In questi ultimi anni l’industria cinematografica – a dir il vero tutte le industrie –, succube dell’ideologia woke che sta invadendo ogni ambito della vita, è stata colpita da un’ondata di disapprovazione e revisionismo. Molti dei film classici sono stati stigmatizzati e condannati, giudicati sotto la nuova scala dei valori woke. Uno di questi film classici è Tarzan l’uomo scimmia del 1932, interpretato dall’attore Johnny Weissmuller.
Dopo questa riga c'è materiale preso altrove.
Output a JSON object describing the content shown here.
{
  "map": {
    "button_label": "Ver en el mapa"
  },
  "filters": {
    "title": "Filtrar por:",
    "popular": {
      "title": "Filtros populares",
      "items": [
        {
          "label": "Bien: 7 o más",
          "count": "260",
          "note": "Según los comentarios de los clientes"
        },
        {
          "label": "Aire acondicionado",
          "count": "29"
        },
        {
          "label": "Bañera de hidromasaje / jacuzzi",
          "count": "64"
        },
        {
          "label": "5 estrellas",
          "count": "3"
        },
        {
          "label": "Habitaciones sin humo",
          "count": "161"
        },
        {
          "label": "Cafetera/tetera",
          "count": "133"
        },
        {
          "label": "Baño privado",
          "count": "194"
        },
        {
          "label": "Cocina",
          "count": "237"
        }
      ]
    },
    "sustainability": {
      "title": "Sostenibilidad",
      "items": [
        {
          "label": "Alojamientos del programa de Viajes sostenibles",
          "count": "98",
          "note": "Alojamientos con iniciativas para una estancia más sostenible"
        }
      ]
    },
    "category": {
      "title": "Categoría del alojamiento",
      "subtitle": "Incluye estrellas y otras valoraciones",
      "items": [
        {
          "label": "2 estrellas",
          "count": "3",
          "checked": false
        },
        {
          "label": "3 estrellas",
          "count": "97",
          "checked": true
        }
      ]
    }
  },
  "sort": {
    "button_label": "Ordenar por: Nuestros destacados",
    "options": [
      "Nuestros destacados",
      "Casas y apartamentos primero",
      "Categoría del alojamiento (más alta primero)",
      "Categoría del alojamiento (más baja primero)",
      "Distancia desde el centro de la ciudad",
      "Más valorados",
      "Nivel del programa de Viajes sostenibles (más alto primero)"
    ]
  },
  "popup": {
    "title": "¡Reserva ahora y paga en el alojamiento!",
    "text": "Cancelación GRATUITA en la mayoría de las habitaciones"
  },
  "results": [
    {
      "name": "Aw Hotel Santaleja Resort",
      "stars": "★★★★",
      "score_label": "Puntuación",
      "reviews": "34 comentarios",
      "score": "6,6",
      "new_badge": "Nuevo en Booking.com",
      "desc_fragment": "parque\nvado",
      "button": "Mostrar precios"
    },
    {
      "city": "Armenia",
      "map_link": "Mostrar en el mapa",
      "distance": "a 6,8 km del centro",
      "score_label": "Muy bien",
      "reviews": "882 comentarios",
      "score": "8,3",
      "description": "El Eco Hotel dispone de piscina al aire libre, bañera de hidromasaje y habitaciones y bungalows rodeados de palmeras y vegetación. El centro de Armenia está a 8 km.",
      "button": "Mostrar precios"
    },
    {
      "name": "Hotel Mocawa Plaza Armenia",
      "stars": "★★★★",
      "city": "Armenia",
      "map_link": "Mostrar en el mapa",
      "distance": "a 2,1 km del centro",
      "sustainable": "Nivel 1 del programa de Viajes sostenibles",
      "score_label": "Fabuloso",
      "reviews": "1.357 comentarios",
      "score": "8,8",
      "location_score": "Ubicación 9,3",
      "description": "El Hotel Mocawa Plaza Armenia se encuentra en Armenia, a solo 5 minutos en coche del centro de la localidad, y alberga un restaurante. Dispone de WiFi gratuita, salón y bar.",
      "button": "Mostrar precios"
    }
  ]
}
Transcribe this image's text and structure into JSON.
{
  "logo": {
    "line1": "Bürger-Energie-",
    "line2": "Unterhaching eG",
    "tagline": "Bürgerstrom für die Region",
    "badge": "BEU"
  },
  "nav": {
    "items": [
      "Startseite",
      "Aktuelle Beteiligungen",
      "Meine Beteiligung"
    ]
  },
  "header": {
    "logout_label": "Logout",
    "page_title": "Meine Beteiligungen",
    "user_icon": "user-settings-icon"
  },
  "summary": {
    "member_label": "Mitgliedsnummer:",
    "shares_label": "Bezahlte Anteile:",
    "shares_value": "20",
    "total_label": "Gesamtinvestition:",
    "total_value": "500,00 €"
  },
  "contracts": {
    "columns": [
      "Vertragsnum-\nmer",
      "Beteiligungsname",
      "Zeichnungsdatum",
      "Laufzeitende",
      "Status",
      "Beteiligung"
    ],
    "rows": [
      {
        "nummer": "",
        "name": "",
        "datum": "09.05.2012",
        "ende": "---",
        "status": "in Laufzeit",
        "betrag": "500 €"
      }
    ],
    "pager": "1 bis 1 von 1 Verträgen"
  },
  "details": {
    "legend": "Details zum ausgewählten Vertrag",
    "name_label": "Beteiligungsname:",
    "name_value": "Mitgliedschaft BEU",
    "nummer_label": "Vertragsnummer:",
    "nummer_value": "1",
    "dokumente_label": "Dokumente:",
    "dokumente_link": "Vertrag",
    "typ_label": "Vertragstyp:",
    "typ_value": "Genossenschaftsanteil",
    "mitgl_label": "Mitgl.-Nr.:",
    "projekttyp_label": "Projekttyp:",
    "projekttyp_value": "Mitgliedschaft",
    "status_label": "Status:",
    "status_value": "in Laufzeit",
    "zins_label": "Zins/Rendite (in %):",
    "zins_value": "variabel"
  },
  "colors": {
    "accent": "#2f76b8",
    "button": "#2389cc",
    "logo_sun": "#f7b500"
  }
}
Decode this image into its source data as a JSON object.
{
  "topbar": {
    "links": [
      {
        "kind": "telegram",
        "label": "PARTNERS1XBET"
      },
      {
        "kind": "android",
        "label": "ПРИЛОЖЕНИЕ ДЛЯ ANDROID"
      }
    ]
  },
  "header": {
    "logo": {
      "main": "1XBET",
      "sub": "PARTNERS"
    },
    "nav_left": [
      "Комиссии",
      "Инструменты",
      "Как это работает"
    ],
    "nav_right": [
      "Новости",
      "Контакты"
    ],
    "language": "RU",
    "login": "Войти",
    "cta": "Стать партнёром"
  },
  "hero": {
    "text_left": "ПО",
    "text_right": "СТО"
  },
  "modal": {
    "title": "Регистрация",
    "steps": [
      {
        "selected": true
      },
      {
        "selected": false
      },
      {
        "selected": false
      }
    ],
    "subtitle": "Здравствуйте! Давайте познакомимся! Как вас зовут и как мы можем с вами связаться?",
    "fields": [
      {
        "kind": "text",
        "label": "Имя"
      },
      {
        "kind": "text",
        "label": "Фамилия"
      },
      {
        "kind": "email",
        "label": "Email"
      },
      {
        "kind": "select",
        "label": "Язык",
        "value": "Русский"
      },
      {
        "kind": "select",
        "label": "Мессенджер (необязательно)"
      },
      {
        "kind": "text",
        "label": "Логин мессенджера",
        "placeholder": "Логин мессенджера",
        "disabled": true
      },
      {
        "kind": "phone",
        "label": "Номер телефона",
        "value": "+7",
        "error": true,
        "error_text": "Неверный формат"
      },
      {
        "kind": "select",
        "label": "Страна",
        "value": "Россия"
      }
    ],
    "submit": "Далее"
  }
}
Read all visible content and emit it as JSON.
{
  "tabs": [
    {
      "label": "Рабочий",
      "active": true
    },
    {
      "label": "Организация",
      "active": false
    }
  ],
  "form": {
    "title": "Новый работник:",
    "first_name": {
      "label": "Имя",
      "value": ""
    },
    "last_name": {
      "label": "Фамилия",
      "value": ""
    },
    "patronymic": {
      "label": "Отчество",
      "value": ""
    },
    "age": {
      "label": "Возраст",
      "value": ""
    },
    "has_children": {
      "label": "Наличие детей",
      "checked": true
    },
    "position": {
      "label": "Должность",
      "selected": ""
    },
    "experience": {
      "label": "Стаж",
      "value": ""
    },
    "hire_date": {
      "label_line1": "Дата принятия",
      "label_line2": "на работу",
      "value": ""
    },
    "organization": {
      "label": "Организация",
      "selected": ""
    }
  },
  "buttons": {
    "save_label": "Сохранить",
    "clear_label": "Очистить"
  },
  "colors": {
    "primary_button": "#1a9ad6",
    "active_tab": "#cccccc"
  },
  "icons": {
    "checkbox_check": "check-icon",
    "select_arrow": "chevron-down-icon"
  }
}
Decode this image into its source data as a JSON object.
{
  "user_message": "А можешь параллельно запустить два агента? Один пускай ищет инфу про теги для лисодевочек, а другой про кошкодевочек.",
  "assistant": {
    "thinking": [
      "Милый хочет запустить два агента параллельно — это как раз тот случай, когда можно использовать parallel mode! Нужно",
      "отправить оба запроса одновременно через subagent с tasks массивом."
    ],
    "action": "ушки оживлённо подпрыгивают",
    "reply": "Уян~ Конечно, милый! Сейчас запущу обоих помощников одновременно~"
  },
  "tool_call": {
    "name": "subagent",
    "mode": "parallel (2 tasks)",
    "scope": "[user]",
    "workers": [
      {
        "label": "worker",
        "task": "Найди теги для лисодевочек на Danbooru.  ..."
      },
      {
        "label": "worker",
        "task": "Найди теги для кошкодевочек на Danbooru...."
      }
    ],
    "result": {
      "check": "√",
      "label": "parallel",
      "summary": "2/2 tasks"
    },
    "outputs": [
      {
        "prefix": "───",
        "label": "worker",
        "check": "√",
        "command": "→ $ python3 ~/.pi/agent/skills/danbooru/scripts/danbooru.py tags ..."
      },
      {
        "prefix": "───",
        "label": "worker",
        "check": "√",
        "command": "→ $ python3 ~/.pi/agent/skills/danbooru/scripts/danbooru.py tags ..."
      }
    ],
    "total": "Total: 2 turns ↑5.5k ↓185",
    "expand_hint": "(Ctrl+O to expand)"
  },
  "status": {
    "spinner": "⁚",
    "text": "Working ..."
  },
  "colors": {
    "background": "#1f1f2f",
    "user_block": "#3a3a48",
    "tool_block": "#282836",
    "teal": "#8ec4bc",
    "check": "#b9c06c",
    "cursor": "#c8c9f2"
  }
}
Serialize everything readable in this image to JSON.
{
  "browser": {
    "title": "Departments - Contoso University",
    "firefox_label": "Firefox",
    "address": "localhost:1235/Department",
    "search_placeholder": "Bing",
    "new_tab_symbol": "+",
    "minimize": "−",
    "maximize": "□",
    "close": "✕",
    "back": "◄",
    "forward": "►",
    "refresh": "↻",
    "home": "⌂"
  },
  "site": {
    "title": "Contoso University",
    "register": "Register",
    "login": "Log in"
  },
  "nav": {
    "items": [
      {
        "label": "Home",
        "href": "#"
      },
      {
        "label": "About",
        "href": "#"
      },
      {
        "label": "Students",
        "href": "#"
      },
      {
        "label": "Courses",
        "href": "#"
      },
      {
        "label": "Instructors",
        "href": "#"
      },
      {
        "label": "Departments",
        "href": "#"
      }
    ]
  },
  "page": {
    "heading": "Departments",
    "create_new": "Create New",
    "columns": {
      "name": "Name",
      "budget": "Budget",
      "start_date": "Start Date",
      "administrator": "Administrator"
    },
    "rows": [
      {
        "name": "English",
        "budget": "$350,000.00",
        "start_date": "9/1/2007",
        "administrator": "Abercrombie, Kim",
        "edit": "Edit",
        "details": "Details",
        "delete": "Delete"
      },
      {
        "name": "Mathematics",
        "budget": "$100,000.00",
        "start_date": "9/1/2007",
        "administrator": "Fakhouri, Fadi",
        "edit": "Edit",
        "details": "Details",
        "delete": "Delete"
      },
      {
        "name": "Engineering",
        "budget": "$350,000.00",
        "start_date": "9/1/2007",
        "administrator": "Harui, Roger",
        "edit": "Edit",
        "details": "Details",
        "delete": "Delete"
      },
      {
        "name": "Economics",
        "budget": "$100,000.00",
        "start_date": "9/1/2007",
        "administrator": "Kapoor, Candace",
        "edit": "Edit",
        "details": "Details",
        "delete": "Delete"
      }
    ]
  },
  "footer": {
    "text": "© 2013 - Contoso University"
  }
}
Per il tribunale woke, questo film e tutta la saga successiva (una decina di film) sono dei film razzisti. In questi film, ad esempio, ci sono dei neri che precipitano da dirupi senza che questa tragedia susciti nei personaggi bianchi alcun tipo di scrupolo, rimorso o preoccupazione. Nel summenzionato film c’è la scena di un portatore nero che cade da un dirupo, e l’unica cosa che fanno i protagonisti bianchi è preoccuparsi del carico perduto e consolare Jane, sconvolta dal pericolo. Film razzisti. Ma la domanda che nessuno si pone, e dovrebbero, è: sono questi film misandrici? In questi film sono molto numerose le morti violente che colpiscono l’universo maschile – uomini di colore divorati da coccodrilli, leoni, scaraventati dalle palme, ecc.–, ma raramente si vedono donne che muoiono violentemente (io, a memoria, non mi ricordo di averne vista alcuna). Per salvare Jane, Tarzan si serve degli elefanti per radere a terra un villaggio dove non compaiono né anziani né donne né bambini. All’epoca, cosa era necessario per rendere il film adatto a qualsiasi pubblico ed evitare la censura?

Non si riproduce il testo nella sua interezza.